Başlıkta argo kullandığımın farkındayım, ancak başka da tanım bulamadım.
Evet; ‘Diyarbakır satışa mı geldi?’
Başka ne diyeyim? Her yer, her şey satılıyor.
Cidden satışa geldik.
Menkul, gayrimenkul, arsa, arazi ne varsa satışta, geriye bir tek ‘insan satışı’ kaldı ki, zaten ona da gerek yok, Fiziki olmasa da, piyasa tam bir satış piyasası, herkes birbirini satıyor.
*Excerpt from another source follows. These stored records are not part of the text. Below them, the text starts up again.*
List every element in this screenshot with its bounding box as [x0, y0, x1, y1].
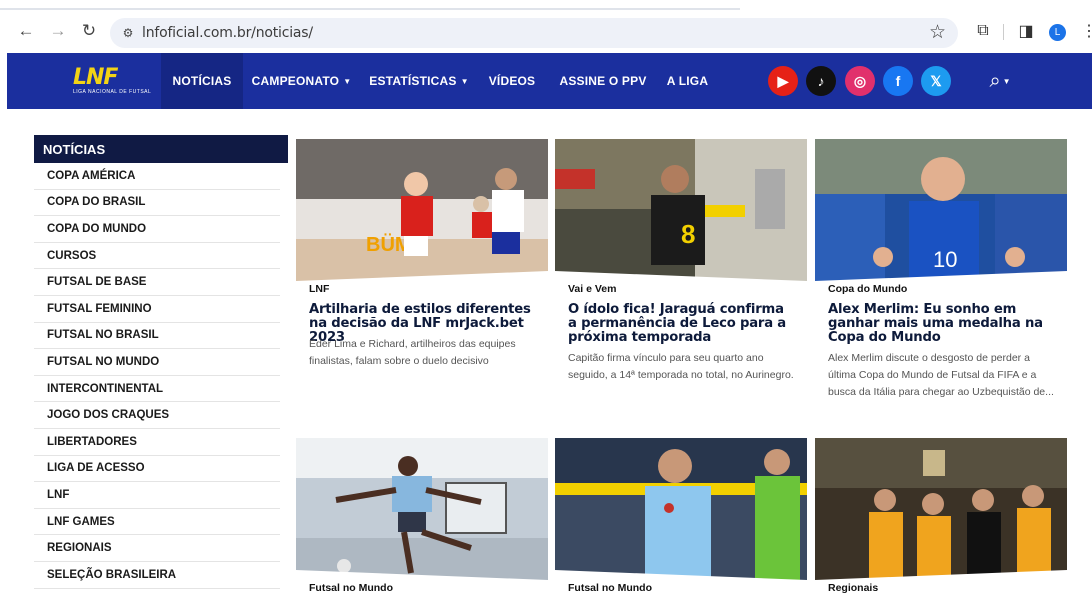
- article-headline[interactable]: O ídolo fica! Jaraguá confirma a permanê…: [568, 303, 796, 345]
- sidebar-item-selecao-brasileira[interactable]: SELEÇÃO BRASILEIRA: [34, 562, 280, 589]
- nav-label: A LIGA: [666, 74, 709, 88]
- sidebar-item-futsal-no-mundo[interactable]: FUTSAL NO MUNDO: [34, 349, 280, 376]
- sidebar-item-copa-do-brasil[interactable]: COPA DO BRASIL: [34, 190, 280, 217]
- article-category[interactable]: Futsal no Mundo: [568, 582, 652, 594]
- sidebar-item-futsal-no-brasil[interactable]: FUTSAL NO BRASIL: [34, 323, 280, 350]
- sidebar-item-liga-de-acesso[interactable]: LIGA DE ACESSO: [34, 456, 280, 483]
- article-excerpt: Éder Lima e Richard, artilheiros das equ…: [309, 338, 516, 367]
- article-excerpt: Alex Merlim discute o desgosto de perder…: [828, 352, 1054, 398]
- sidebar-item-futsal-de-base[interactable]: FUTSAL DE BASE: [34, 269, 280, 296]
- nav-estatisticas[interactable]: ESTATÍSTICAS ▼: [369, 53, 469, 109]
- article-image[interactable]: 10: [815, 139, 1067, 281]
- news-card[interactable]: 10 Copa do Mundo Alex Merlim: Eu sonho e…: [815, 139, 1067, 409]
- article-image[interactable]: 8: [555, 139, 807, 281]
- nav-label: CAMPEONATO: [251, 74, 340, 88]
- caret-down-icon: ▼: [343, 76, 352, 86]
- lnf-logo[interactable]: LNF LIGA NACIONAL DE FUTSAL: [73, 65, 151, 97]
- article-image[interactable]: [815, 438, 1067, 580]
- article-category[interactable]: Vai e Vem: [568, 283, 616, 295]
- sidebar-item-libertadores[interactable]: LIBERTADORES: [34, 429, 280, 456]
- toolbar-divider: [1003, 24, 1004, 40]
- sidebar-item-intercontinental[interactable]: INTERCONTINENTAL: [34, 376, 280, 403]
- article-headline[interactable]: Alex Merlim: Eu sonho em ganhar mais uma…: [828, 303, 1056, 345]
- forward-icon[interactable]: →: [47, 20, 69, 42]
- sidebar-title: NOTÍCIAS: [34, 135, 288, 163]
- more-menu-icon[interactable]: ⋮: [1078, 20, 1092, 42]
- site-settings-icon[interactable]: ⚙: [118, 23, 138, 43]
- search-icon[interactable]: ⌕ ▼: [980, 66, 1020, 96]
- nav-videos[interactable]: VÍDEOS: [487, 53, 537, 109]
- article-category[interactable]: Copa do Mundo: [828, 283, 907, 295]
- sidebar-item-regionais[interactable]: REGIONAIS: [34, 535, 280, 562]
- instagram-icon[interactable]: ◎: [845, 66, 875, 96]
- browser-toolbar: ← → ↻ ⚙ lnfoficial.com.br/noticias/ ☆ ⧉ …: [0, 10, 1092, 52]
- sidebar-item-copa-america[interactable]: COPA AMÉRICA: [34, 163, 280, 190]
- news-card[interactable]: Futsal no Mundo: [296, 438, 548, 594]
- category-sidebar: NOTÍCIAS COPA AMÉRICA COPA DO BRASIL COPA …: [34, 135, 288, 589]
- svg-text:10: 10: [933, 247, 957, 272]
- tiktok-icon[interactable]: ♪: [806, 66, 836, 96]
- news-card[interactable]: Regionais: [815, 438, 1067, 594]
- sidebar-item-cursos[interactable]: CURSOS: [34, 243, 280, 270]
- article-category[interactable]: Futsal no Mundo: [309, 582, 393, 594]
- nav-label: ASSINE O PPV: [559, 74, 647, 88]
- caret-down-icon: ▼: [1002, 76, 1011, 86]
- x-icon[interactable]: 𝕏: [921, 66, 951, 96]
- nav-assine-ppv[interactable]: ASSINE O PPV: [559, 53, 647, 109]
- reload-icon[interactable]: ↻: [78, 20, 100, 42]
- article-category[interactable]: LNF: [309, 283, 329, 295]
- nav-noticias[interactable]: NOTÍCIAS: [161, 53, 243, 109]
- nav-label: VÍDEOS: [488, 74, 536, 88]
- logo-subtitle: LIGA NACIONAL DE FUTSAL: [73, 89, 152, 95]
- article-category[interactable]: Regionais: [828, 582, 878, 594]
- caret-down-icon: ▼: [460, 76, 469, 86]
- sidebar-item-lnf-games[interactable]: LNF GAMES: [34, 509, 280, 536]
- back-icon[interactable]: ←: [15, 20, 37, 42]
- url-text[interactable]: lnfoficial.com.br/noticias/: [142, 25, 313, 41]
- article-image[interactable]: [555, 438, 807, 580]
- nav-label: NOTÍCIAS: [172, 74, 232, 88]
- facebook-icon[interactable]: f: [883, 66, 913, 96]
- article-image[interactable]: [296, 438, 548, 580]
- profile-avatar[interactable]: L: [1049, 24, 1066, 41]
- article-excerpt: Capitão firma vínculo para seu quarto an…: [568, 352, 794, 381]
- nav-label: ESTATÍSTICAS: [369, 74, 457, 88]
- news-card[interactable]: Futsal no Mundo: [555, 438, 807, 594]
- sidebar-list: COPA AMÉRICA COPA DO BRASIL COPA DO MUNDO C…: [34, 163, 288, 589]
- bookmark-star-icon[interactable]: ☆: [929, 21, 946, 44]
- tab-strip: [0, 0, 1092, 10]
- youtube-icon[interactable]: ▶: [768, 66, 798, 96]
- svg-text:8: 8: [681, 219, 695, 249]
- nav-campeonato[interactable]: CAMPEONATO ▼: [251, 53, 352, 109]
- extensions-icon[interactable]: ⧉: [972, 20, 994, 42]
- news-card[interactable]: 8 Vai e Vem O ídolo fica! Jaraguá confir…: [555, 139, 807, 409]
- sidebar-item-copa-do-mundo[interactable]: COPA DO MUNDO: [34, 216, 280, 243]
- site-navigation: LNF LIGA NACIONAL DE FUTSAL NOTÍCIAS CAM…: [7, 53, 1092, 109]
- address-bar[interactable]: ⚙ lnfoficial.com.br/noticias/ ☆: [110, 18, 958, 48]
- sidebar-item-jogo-dos-craques[interactable]: JOGO DOS CRAQUES: [34, 402, 280, 429]
- logo-mark: LNF: [73, 65, 118, 90]
- side-panel-icon[interactable]: ◨: [1015, 20, 1037, 42]
- sidebar-item-lnf[interactable]: LNF: [34, 482, 280, 509]
- news-card[interactable]: BÜMP LNF Artilharia de estilos diferente…: [296, 139, 548, 379]
- article-image[interactable]: BÜMP: [296, 139, 548, 281]
- nav-a-liga[interactable]: A LIGA: [665, 53, 710, 109]
- sidebar-item-futsal-feminino[interactable]: FUTSAL FEMININO: [34, 296, 280, 323]
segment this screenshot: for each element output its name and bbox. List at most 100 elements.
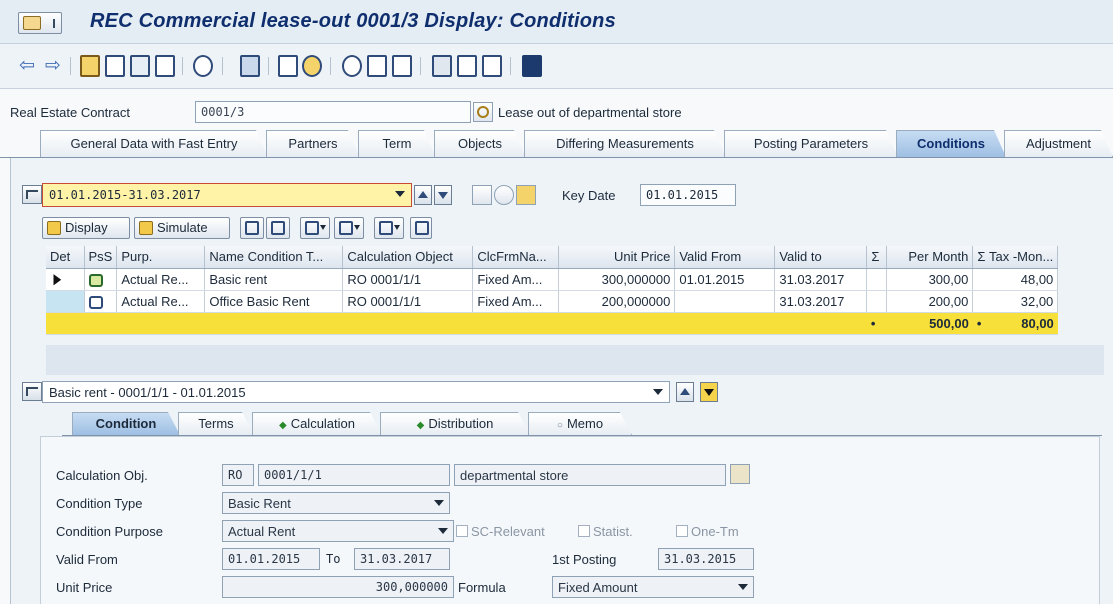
layout-select-icon[interactable] — [374, 217, 404, 239]
create-icon[interactable] — [105, 55, 125, 77]
sum-cell — [866, 290, 888, 313]
period-dropdown[interactable]: 01.01.2015-31.03.2017 — [42, 183, 412, 207]
condition-type-dropdown[interactable]: Basic Rent — [222, 492, 450, 514]
condition-tabstrip: Condition Terms ◆ Calculation ◆ Distributi… — [62, 410, 1102, 436]
find-icon[interactable] — [240, 217, 264, 239]
tab-partners[interactable]: Partners — [266, 130, 360, 157]
find-next-icon[interactable] — [266, 217, 290, 239]
unit-price-field[interactable]: 300,000000 — [222, 576, 454, 598]
print-icon[interactable] — [367, 55, 387, 77]
edit-icon[interactable] — [80, 55, 100, 77]
tab-terms[interactable]: Terms — [178, 412, 254, 435]
tab-general-data[interactable]: General Data with Fast Entry — [40, 130, 268, 157]
forward-arrow-icon[interactable]: ⇨ — [42, 55, 64, 77]
toolbar-separator — [70, 57, 71, 75]
toolbar-separator — [222, 57, 223, 75]
condition-select-button[interactable] — [22, 382, 42, 401]
row-selector[interactable] — [46, 268, 85, 291]
valid-from-field[interactable]: 01.01.2015 — [222, 548, 320, 570]
tab-differing-measurements[interactable]: Differing Measurements — [524, 130, 726, 157]
navigation-icon[interactable] — [278, 55, 298, 77]
related-objects-icon[interactable] — [342, 55, 362, 77]
period-previous-button[interactable] — [414, 185, 432, 205]
period-next-button[interactable] — [434, 185, 452, 205]
object-help-icon[interactable] — [730, 464, 750, 484]
column-header[interactable]: Valid From — [674, 246, 776, 269]
column-header[interactable]: Σ Tax -Mon... — [972, 246, 1059, 269]
tax-month-cell: 32,00 — [972, 290, 1059, 313]
one-time-checkbox[interactable]: One-Tm — [676, 524, 739, 539]
system-menu-button[interactable] — [18, 12, 62, 34]
column-header[interactable]: Det — [46, 246, 85, 269]
tab-adjustment[interactable]: Adjustment — [1004, 130, 1113, 157]
info-icon[interactable] — [522, 55, 542, 77]
tab-memo[interactable]: ○ Memo — [528, 412, 632, 435]
list-icon[interactable] — [457, 55, 477, 77]
key-date-field[interactable]: 01.01.2015 — [640, 184, 736, 206]
tab-condition[interactable]: Condition — [72, 412, 180, 435]
hierarchy-icon[interactable] — [432, 55, 452, 77]
period-select-button[interactable] — [22, 185, 42, 204]
grid-icon[interactable] — [516, 185, 536, 205]
conditions-table: Det PsS Purp. Name Condition T... Calcul… — [46, 246, 1059, 335]
name-cell: Basic rent — [204, 268, 344, 291]
tab-distribution[interactable]: ◆ Distribution — [380, 412, 530, 435]
clock-icon[interactable] — [494, 185, 514, 205]
table-row[interactable]: Actual Re... Basic rent RO 0001/1/1 Fixe… — [46, 268, 1059, 291]
calc-formula-cell: Fixed Am... — [472, 290, 560, 313]
details-icon[interactable] — [410, 217, 432, 239]
overview-icon[interactable] — [472, 185, 492, 205]
table-row[interactable]: Actual Re... Office Basic Rent RO 0001/1… — [46, 290, 1059, 313]
unit-price-label: Unit Price — [56, 580, 113, 595]
diamond-icon: ◆ — [278, 420, 287, 431]
display-button[interactable]: Display — [42, 217, 130, 239]
contract-help-button[interactable] — [473, 102, 493, 122]
tab-conditions[interactable]: Conditions — [896, 130, 1006, 157]
column-header[interactable]: Valid to — [774, 246, 868, 269]
totals-marker: • — [976, 315, 982, 331]
sum-cell — [866, 268, 888, 291]
history-icon[interactable] — [392, 55, 412, 77]
toolbar-separator — [420, 57, 421, 75]
column-header[interactable]: Σ — [866, 246, 888, 269]
first-posting-field[interactable]: 31.03.2015 — [658, 548, 754, 570]
condition-previous-button[interactable] — [676, 382, 694, 402]
row-selector[interactable] — [46, 290, 85, 313]
statist-checkbox[interactable]: Statist. — [578, 524, 633, 539]
calc-obj-type-field[interactable]: RO — [222, 464, 254, 486]
condition-next-button[interactable] — [700, 382, 718, 402]
condition-dropdown[interactable]: Basic rent - 0001/1/1 - 01.01.2015 — [42, 381, 670, 403]
subtotal-icon[interactable] — [334, 217, 364, 239]
condition-purpose-dropdown[interactable]: Actual Rent — [222, 520, 454, 542]
globe-icon[interactable] — [302, 55, 322, 77]
copy-icon[interactable] — [130, 55, 150, 77]
formula-dropdown[interactable]: Fixed Amount — [552, 576, 754, 598]
sum-icon[interactable] — [300, 217, 330, 239]
formula-label: Formula — [458, 580, 506, 595]
calc-obj-id-field[interactable]: 0001/1/1 — [258, 464, 450, 486]
column-header[interactable]: Purp. — [116, 246, 206, 269]
toolbar-separator — [268, 57, 269, 75]
column-header[interactable]: PsS — [84, 246, 118, 269]
back-arrow-icon[interactable]: ⇦ — [16, 55, 38, 77]
tab-objects[interactable]: Objects — [434, 130, 526, 157]
display-change-icon[interactable] — [193, 55, 213, 77]
column-header[interactable]: Per Month — [886, 246, 974, 269]
column-header[interactable]: Name Condition T... — [204, 246, 344, 269]
tab-term[interactable]: Term — [358, 130, 436, 157]
window-title: REC Commercial lease-out 0001/3 Display:… — [90, 10, 616, 32]
totals-row: • 500,00 • 80,00 — [46, 312, 1058, 335]
tab-calculation[interactable]: ◆ Calculation — [252, 412, 382, 435]
layout-icon[interactable] — [482, 55, 502, 77]
object-icon[interactable] — [240, 55, 260, 77]
column-header[interactable]: Calculation Object — [342, 246, 474, 269]
tab-posting-parameters[interactable]: Posting Parameters — [724, 130, 898, 157]
contract-number-field[interactable]: 0001/3 — [195, 101, 471, 123]
sc-relevant-checkbox[interactable]: SC-Relevant — [456, 524, 545, 539]
column-header[interactable]: Unit Price — [558, 246, 676, 269]
total-tax-month: • 80,00 — [972, 312, 1058, 335]
simulate-button[interactable]: Simulate — [134, 217, 230, 239]
valid-to-field[interactable]: 31.03.2017 — [354, 548, 450, 570]
column-header[interactable]: ClcFrmNa... — [472, 246, 560, 269]
copy-from-icon[interactable] — [155, 55, 175, 77]
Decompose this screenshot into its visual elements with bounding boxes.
Filmde olduğu gibi, bir tek kentin girişine, ‘İçindekilerle komple satılıktır’ yazısı kaldı.
*
Başlıkta dediğim gibi, Diyarbakır satışa geldi.
Hiç ileri geri yaparak konuşmaya gerek yok.
Kayyım belediyeleri satılmadık yer bırakmadı.
TOKİ arsaları parsel parsel sattı.
Şimdi, Çevre, Şehircilik ve İklim Değişikliği Bakanlığı Kentsel Dönüşüm Başkanlığı, Diyarbakır’da 3 otel, 12 işyeri, 55 konutu açık artırma ile satışa çıkardı.
İhale 14 Kasım'da, Diyarbakır ve Ankara merkezli online olarak gerçekleşiyor.
Müzayede usulü satış için ikamet şartı aranmıyor, yani ev, işyeri, otelleri alacak olanların Diyarbakır’da ikamet edip etmemesi çok önemli değil.
Şimdi bu otel, işyeri ve evlerin nerede olduğunu merak ediyorsunuz, söyleyeyim;
SURİÇİ bölgesinde.
Diyarbakır satılıyor, Sur içi de satılıyor.
Önceleri, kesinlikle satılmayacak, kiraya verilecek denilmişti. Nitekim işyerlerinin büyük bölümü de kiraya verildi. Şimdi tablo değişti. Satış başladı, eski kiracılarda, içinde bulundukları işyerlerinin kendilerine satılmasını istiyor.
İstemekte de haklılar.
Mademki komple satış var, mevcut kiracılara satılsın.
*
Kayapınar Belediyesi, mıcır ve asfalt ihalesi soruşturmasıyla gündeme geldi.
20 milyonluk vurgun meselesini 7 ay önce Tigris’te yazmıştık.
7 ay sonra soruşturma, inceleme, müfettiş meselesi gündem olunca şaşırdım, sadece bu olamaz diye de düşündüm doğrusu.
Meğerse öyleymiş, sadece mıcır ve asfalt meselesi değil. 2 milyon 200 bin TL’lik tanıtım, medya gibi harcama işinden söz ediliyor. Anlaşmazlık var, muhataplar şikâyetçi olmuş. Kayyım Kaymakam’a kadar uzanıyor mu, uzanmıyor mu, bilemiyorum, ancak, bu aşamada kendisinin de Diyarbakır’da olmadığını duydum.
Atasözleri çok önemli, hep akılda tutulması lazım, ne demişlerdi; ‘Satanı da satarlar’…Bence bundan sonraki süreç, yani yerel seçimlere kadar olan süreç, kenti satanlar birbirlerini satacak. Öyle görünüyor. Çünkü çamaşırlar çok kirli.